Still, the pressure is mounting for Biden. As a candidate for the White House, he vowed that Saudi rulers would “pay the price” under his watch for the 2018 killing of U.S.-based journalist Jamal Khashoggi, a critic of the kingdom’s leadership. Biden said that he’d look to make the oil-rich country a “pariah.”
But in July, amid rising prices at the pump around the globe, Biden decided to pay a visit to Saudi Arabia. During the visit, he met with the Saudi crown prince, Mohammed bin Salman, whom he once shunned as a killer linked to the death of Khashoggi.
The U.S. intelligence community determined that the crown prince, often referred to by his initials MBS, likely approved the killing of Khashoggi inside the Saudi consulate in Istanbul. MBS has denied he was involved.
The Saudis have also drawn international criticism for airstrikes killing civilians in the years-long war between the kingdom and Houthi rebels in Yemen — as well as for embargoes that exacerbated hunger and pushed Yemen to the brink of famine.

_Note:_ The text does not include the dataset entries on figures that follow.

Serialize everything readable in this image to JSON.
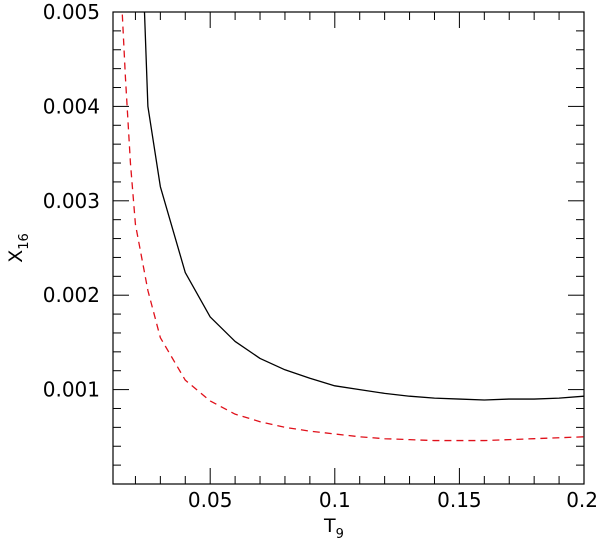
{
  "chart_data": {
    "type": "line",
    "xlabel": "T",
    "xlabel_sub": "9",
    "ylabel": "X",
    "ylabel_sub": "16",
    "xlim": [
      0.011,
      0.2
    ],
    "ylim": [
      0.0,
      0.005
    ],
    "x_ticks": [
      {
        "value": 0.05,
        "label": "0.05"
      },
      {
        "value": 0.1,
        "label": "0.1"
      },
      {
        "value": 0.15,
        "label": "0.15"
      },
      {
        "value": 0.2,
        "label": "0.2"
      }
    ],
    "y_ticks": [
      {
        "value": 0.001,
        "label": "0.001"
      },
      {
        "value": 0.002,
        "label": "0.002"
      },
      {
        "value": 0.003,
        "label": "0.003"
      },
      {
        "value": 0.004,
        "label": "0.004"
      },
      {
        "value": 0.005,
        "label": "0.005"
      }
    ],
    "x_minor_step": 0.01,
    "y_minor_step": 0.0002,
    "grid": false,
    "series": [
      {
        "style": "solid",
        "color": "#000000",
        "points": [
          [
            0.0235,
            0.0051
          ],
          [
            0.025,
            0.004
          ],
          [
            0.03,
            0.00315
          ],
          [
            0.04,
            0.00224
          ],
          [
            0.05,
            0.00177
          ],
          [
            0.06,
            0.00151
          ],
          [
            0.07,
            0.00133
          ],
          [
            0.08,
            0.00121
          ],
          [
            0.09,
            0.00112
          ],
          [
            0.1,
            0.00104
          ],
          [
            0.11,
            0.001
          ],
          [
            0.12,
            0.00096
          ],
          [
            0.13,
            0.00093
          ],
          [
            0.14,
            0.00091
          ],
          [
            0.15,
            0.0009
          ],
          [
            0.16,
            0.00089
          ],
          [
            0.17,
            0.0009
          ],
          [
            0.18,
            0.0009
          ],
          [
            0.19,
            0.00091
          ],
          [
            0.2,
            0.00093
          ]
        ]
      },
      {
        "style": "dashed",
        "color": "#e0101a",
        "points": [
          [
            0.0145,
            0.0051
          ],
          [
            0.016,
            0.0043
          ],
          [
            0.018,
            0.0034
          ],
          [
            0.02,
            0.00275
          ],
          [
            0.025,
            0.00205
          ],
          [
            0.03,
            0.00155
          ],
          [
            0.04,
            0.0011
          ],
          [
            0.05,
            0.00088
          ],
          [
            0.06,
            0.00074
          ],
          [
            0.07,
            0.00066
          ],
          [
            0.08,
            0.0006
          ],
          [
            0.09,
            0.00056
          ],
          [
            0.1,
            0.00053
          ],
          [
            0.11,
            0.0005
          ],
          [
            0.12,
            0.00048
          ],
          [
            0.13,
            0.00047
          ],
          [
            0.14,
            0.00046
          ],
          [
            0.15,
            0.00046
          ],
          [
            0.16,
            0.00046
          ],
          [
            0.17,
            0.00047
          ],
          [
            0.18,
            0.00048
          ],
          [
            0.19,
            0.00049
          ],
          [
            0.2,
            0.0005
          ]
        ]
      }
    ]
  }
}
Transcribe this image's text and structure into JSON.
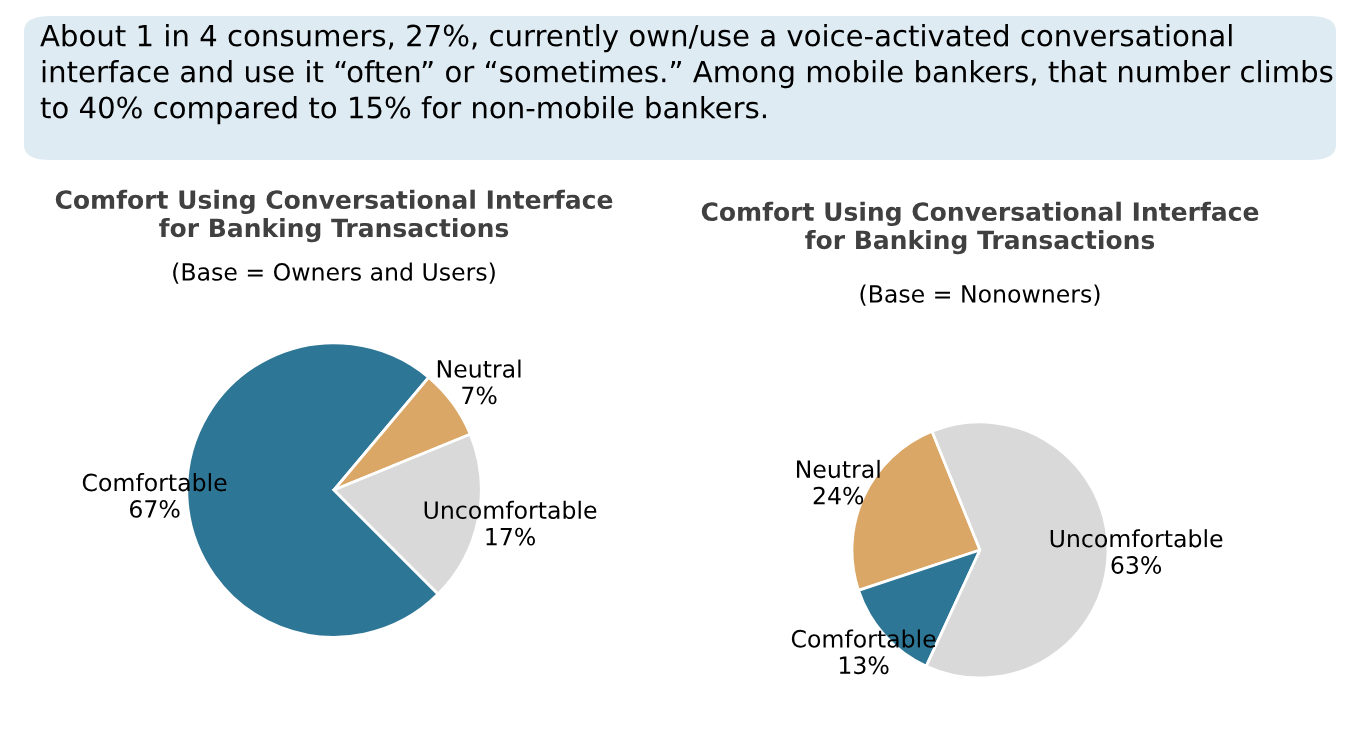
{
  "chart_data": [
    {
      "type": "other",
      "annotations": [
        "About 1 in 4 consumers, 27%, currently own/use a voice-activated conversational interface and use it “often” or “sometimes.” Among mobile bankers, that number climbs to 40% compared to 15% for non-mobile bankers."
      ]
    },
    {
      "type": "pie",
      "title": "Comfort Using Conversational Interface\nfor Banking Transactions",
      "subtitle": "(Base = Owners and Users)",
      "categories": [
        "Comfortable",
        "Neutral",
        "Uncomfortable"
      ],
      "values": [
        67,
        7,
        17
      ],
      "value_labels": [
        "67%",
        "7%",
        "17%"
      ],
      "colors": [
        "#2e7696",
        "#dba766",
        "#d9d9d9"
      ]
    },
    {
      "type": "pie",
      "title": "Comfort Using Conversational Interface\nfor Banking Transactions",
      "subtitle": "(Base = Nonowners)",
      "categories": [
        "Neutral",
        "Comfortable",
        "Uncomfortable"
      ],
      "values": [
        24,
        13,
        63
      ],
      "value_labels": [
        "24%",
        "13%",
        "63%"
      ],
      "colors": [
        "#dba766",
        "#2e7696",
        "#d9d9d9"
      ]
    }
  ]
}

“Saudi Arabia’s disastrous decision to slash oil production by 2 million barrels a day makes it clear that Riyadh is seeking to harm the U.S. and reaffirms the need to reassess the U.S.-Saudi relationship,” Khanna said. “There is no reason for the U.S. to kowtow to a regime that has massacred countless civilians in Yemen, hacked to death a Washington-based journalist and is now extorting Americans at the pump.”